Anggota koalisi dari Lembaga Bantuan Hukum (LBH) Apik Jakarta Dian Novita menilai tindak pidana itu mestinya turut dibahas karena terjadi di seluruh Indonesia dengan modus, cara, kerugian hingga alat yang dipakai pelaku untuk merendahkan dan menyengsarakan korban.
“Sudah seharusnya tindak pidana ini masuk dalam bentuk kekerasan seksual yang diatur dalam RUU TPKS sebagai UU lex specialis,” tutur Dian dalam diskusi virtual, Senin (4/4/2022).
Tanpa pengaturan khusus, lanjut Dian, korban pemerkosaan rentan mengalami kriminalisasi.
"Korban pemerkosaan, termasuk korban perkosaan yang hamil rentan mengalami kriminalisasi karena minimnya ketersediaan layanan yang aman,” katanya.
Maka ia mendorong agar DPR dan pemerintah juga memasukkan aturan tentang layanan kesehatan untuk korban pemerkosaan atau tindak pidana kekerasan seksual lain yang berdampak pada tindakan pengguguran kandungan.

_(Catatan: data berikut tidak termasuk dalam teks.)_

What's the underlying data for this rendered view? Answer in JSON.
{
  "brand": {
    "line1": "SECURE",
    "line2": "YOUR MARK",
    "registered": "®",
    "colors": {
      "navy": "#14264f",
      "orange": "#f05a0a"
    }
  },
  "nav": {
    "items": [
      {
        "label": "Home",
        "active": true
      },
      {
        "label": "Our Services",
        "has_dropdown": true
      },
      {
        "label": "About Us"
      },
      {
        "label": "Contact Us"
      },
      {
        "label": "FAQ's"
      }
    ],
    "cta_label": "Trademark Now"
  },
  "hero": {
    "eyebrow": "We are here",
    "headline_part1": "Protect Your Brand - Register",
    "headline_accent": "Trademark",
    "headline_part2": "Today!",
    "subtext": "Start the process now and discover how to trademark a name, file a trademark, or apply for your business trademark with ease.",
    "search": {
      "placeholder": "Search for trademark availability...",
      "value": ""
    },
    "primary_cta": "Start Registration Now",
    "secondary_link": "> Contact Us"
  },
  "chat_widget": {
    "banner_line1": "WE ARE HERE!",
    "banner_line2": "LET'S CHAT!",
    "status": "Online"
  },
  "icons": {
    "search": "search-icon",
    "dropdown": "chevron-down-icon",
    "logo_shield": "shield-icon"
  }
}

“DPR dan pemerintah harus mengakomodasi masuknya jaminan layanan aman bagi korban perkosaan dan korban kekerasan seksual yang berdampak pada aborsi untuk mendapat layanan yang termuat dalam RUU TPKS,” pungkasnya.
Diinformasikan tindak pidana pemerkosaan dan aborsi tidak masuk dalam pembahasan RUU TPKS.

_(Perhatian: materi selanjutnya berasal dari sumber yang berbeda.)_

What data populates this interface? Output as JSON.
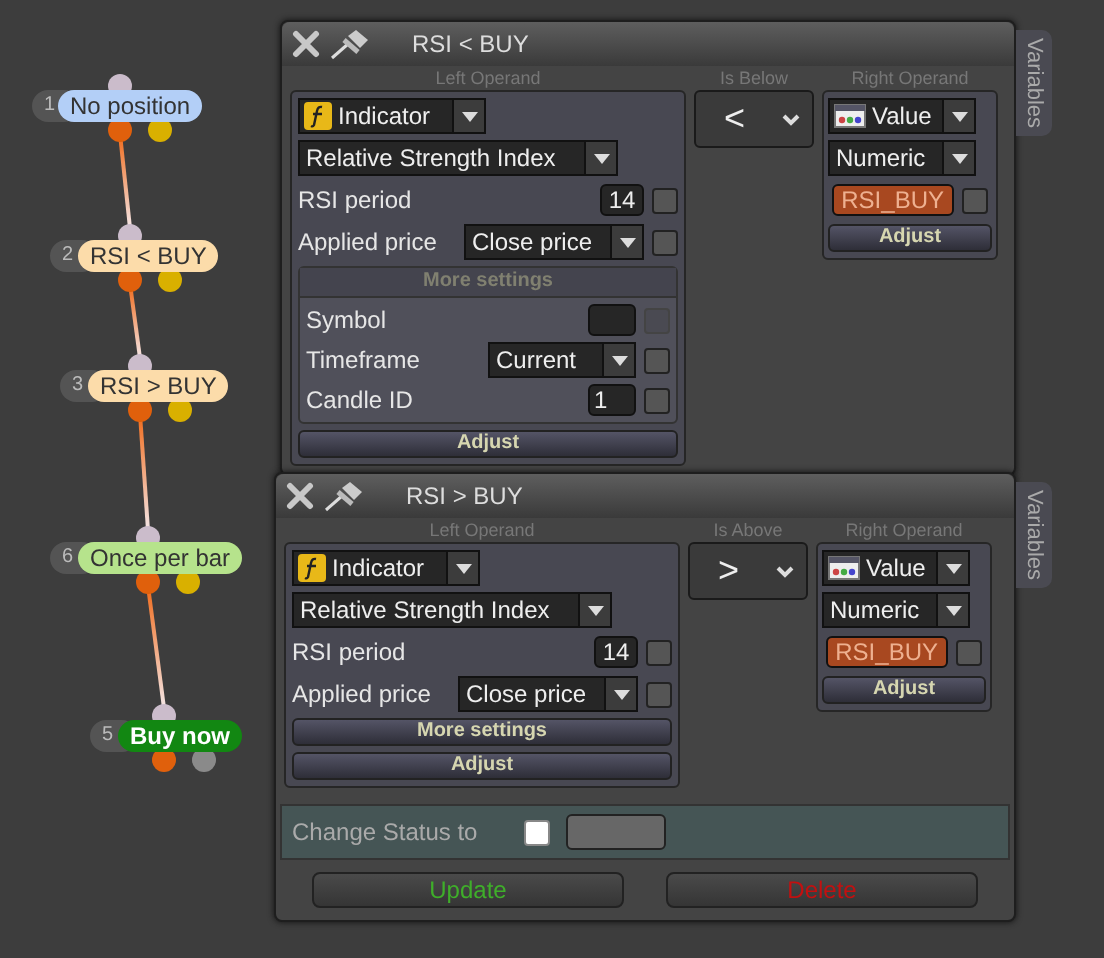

Ketua Panitia Kerja (Panja) RUU TPKS, Willy Aditya menyebut dua persoalan itu tidak dimasukan pemerintah dalam daftar inventarisasi masalah (DIM).
Sedangkan Wakil Menteri Hukum dan HAM (Wamenkumham) Edward Omar Sharif Hiariej menyatakan pemerkosaan tidak turut dibahas dalam RUU TPKS untuk menghindari tumpang tindih dengan Kitab Undang-undang Hukum Pidana (KUHP).

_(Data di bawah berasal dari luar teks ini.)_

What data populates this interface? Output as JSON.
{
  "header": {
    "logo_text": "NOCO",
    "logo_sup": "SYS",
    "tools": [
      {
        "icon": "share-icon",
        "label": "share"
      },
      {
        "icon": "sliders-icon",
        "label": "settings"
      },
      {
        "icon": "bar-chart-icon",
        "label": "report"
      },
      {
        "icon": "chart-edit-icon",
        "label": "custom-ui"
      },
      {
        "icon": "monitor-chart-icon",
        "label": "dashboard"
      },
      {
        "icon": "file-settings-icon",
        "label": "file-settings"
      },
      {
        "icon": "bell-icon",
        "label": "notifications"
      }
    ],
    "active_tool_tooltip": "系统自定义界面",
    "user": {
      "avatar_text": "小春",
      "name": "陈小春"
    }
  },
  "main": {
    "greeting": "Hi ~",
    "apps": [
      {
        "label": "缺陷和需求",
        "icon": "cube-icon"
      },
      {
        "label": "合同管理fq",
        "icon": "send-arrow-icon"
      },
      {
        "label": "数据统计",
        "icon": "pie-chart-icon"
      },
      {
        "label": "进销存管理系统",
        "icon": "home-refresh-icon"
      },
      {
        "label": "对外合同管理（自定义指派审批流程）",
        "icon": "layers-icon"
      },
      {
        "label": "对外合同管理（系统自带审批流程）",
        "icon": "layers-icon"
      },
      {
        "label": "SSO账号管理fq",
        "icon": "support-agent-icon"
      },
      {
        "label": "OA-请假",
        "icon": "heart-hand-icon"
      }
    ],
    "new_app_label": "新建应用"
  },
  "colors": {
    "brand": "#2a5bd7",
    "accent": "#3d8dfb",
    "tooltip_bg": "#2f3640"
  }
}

Sebab pemerkosaan sudah diatur dalam KUHP yang saat ini sedang dalam proses revisi.
Sementara itu Willy mengungkapkan Badan Legislasi (Baleg) DPR akan mengadakan rapat pleno pengambilan keputusan tingkat 1 RUU TPKS pada Selasa (5/4/2022) besok. Sehingga pembahasannya bisa segera dibawa ke rapat paripurna DPR.